# Nyströmformer: A Nyström-Based Algorithm for Approximating Self-Attention by Xiong, Y., Zeng, Z., Chakraborty, R., Tan, M., Fung, G., Li, Y., & Singh, V. (2021)

tags
Transformers
source
(Xiong et al. 2021)

## Summary

This paper describes a way of applying the Nyström method for approximating matrix multiplication to transformers. More precisely, the approximation is used in the self-attention mechanism’s softmax calculation.

This approximation adresses one of the biggest downside of attention: its computational complexity. The authors claim that their method reduces it from $$O(n^2)$$ to $$O(n)$$.

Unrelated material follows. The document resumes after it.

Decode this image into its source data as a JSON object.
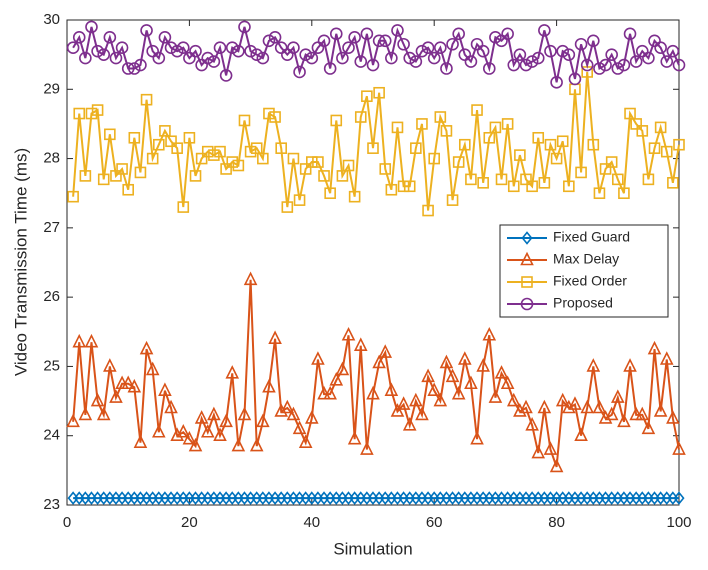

The goal of the method is to efficiently approximate the matrix

\begin{align*} S = \text{softmax}\left(\dfrac{QK^T}{\sqrt{d_q}}\right) \end{align*}

### Why the standard Nyström method won’t work

To apply matrix approximation to this problem, one would start by writing $$S$$ as

$S = \begin{bmatrix} A_S & B_S \newline F_S & C_S \end{bmatrix}$

The full matrix $$S$$ can be approximated using only $$m$$ columns and $$m$$ rows

$\hat{S} = \begin{bmatrix} A_S \newline F_S \end{bmatrix} A^+ \begin{bmatrix} A_S & B_S \end{bmatrix}$